On Thursday, June 4, 1868, Dill was at his home in Kershaw County with his wife, Rebecca Dill, and a friend, Nestor Ellison, an African American freedman, among other guests. Just after sunset at eight o’clock, a group went to his home and ended up shooting Dill in the cervical portion of the spine and Ellison in the head, killing both men. His wife was injured as well but survived. She told investigators they were sitting inside the house when an unknown gunman began firing shots into their home. Dill was hit immediately alongside Ellison, while Rebecca was shot as she was trying to escape.

==Investigation==
In all, nine guests gave sworn testimonies from that night, but no killer was positively identified from the testimonies. The coroner, J.K. Witherspoon, examined Dill's body and concluded he died of homicide and reported that he died from two gunshot wounds.

After the community made limited and short-lived efforts to find Dill's killers, Army 1st Lieutenant George Price and a detachment of soldiers were sent to the town to investigate the murder further. Under the Reconstruction Acts enacted by Congress, federal military troops remained in charge of much of the Southern United States until the state could prove that they had met all of the qualifications to be self-governing. Because of this, Lt. Price headed the investigation into Solomon Dill's assassination. According to his investigation, Dill was native to South Carolina and had “a fair education” and “some property.”

A $10,000 reward was offered to anyone who gave information that led to the arrest of any of the murderers. Lt. Price ultimately concluded that ten shots were fired into the east door of the Dill residence the night of the 4th. By July 10, 11 men, all white, were arrested for the murder of Solomon Dill: Joseph Huckabee, William Nelson, George Mattox, John Picket, John Mickle, Abram Rabon, M. P. Kelly.
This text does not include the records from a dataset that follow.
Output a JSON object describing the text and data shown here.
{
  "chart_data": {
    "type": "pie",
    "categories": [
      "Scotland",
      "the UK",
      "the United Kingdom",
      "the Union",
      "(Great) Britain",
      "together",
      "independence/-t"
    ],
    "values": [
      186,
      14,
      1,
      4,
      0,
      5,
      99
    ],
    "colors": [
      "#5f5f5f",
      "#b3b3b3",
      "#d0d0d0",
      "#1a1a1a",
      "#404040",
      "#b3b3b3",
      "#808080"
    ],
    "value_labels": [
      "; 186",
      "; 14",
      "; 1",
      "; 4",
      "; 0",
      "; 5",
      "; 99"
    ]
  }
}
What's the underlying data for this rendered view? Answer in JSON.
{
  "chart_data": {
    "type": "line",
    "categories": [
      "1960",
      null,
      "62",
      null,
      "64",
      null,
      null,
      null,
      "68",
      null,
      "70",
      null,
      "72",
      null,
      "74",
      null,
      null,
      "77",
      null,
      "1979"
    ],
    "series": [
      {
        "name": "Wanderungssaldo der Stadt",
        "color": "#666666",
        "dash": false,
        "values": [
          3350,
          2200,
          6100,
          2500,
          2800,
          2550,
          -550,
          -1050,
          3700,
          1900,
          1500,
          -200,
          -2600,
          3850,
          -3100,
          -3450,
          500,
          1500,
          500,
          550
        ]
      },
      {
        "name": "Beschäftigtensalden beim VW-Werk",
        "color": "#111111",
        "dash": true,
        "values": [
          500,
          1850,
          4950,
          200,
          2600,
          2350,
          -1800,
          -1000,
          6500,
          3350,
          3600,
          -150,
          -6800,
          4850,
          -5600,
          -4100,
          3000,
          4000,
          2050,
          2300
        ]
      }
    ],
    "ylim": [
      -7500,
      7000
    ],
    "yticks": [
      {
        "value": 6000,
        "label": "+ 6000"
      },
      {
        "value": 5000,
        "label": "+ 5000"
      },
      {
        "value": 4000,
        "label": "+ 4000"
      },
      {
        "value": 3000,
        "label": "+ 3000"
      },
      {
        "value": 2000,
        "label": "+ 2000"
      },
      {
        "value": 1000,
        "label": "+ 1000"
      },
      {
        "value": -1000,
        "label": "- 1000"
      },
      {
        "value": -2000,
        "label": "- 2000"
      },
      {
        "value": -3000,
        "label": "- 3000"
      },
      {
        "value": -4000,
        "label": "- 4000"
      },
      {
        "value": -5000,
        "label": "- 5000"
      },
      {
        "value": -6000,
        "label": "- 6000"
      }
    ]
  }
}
William Kelly, Emmanuel, and William Parker, and Dr. John A Glenn. Samuel Mattox was also believed to have been involved, but was deemed too old to be placed in jail. He was allowed to return home where he could be cared for.

July 10 was also the last official report written by Lt. Price. After that, the murder suspects and all information about the investigation were handed over to the South Carolina Attorney General. Because of the constitutional convention, a new constitution was ratified and accepted by Congress, thus fulfilling South Carolina's requirements the federal government had imposed. South Carolina was allowed to regain its autonomy, and the military was pulled out of the state.

==Funeral==
The Greenville Enterprise reported that Dill's funeral drew a large procession, almost exclusively of African Americans. The procession drew attention of the local authorities, multiple mourners were arrested. The Greenville Enterprise noted that arrests were made, but cast doubt on whether there was evidence against the "respectable white men" taken into custody.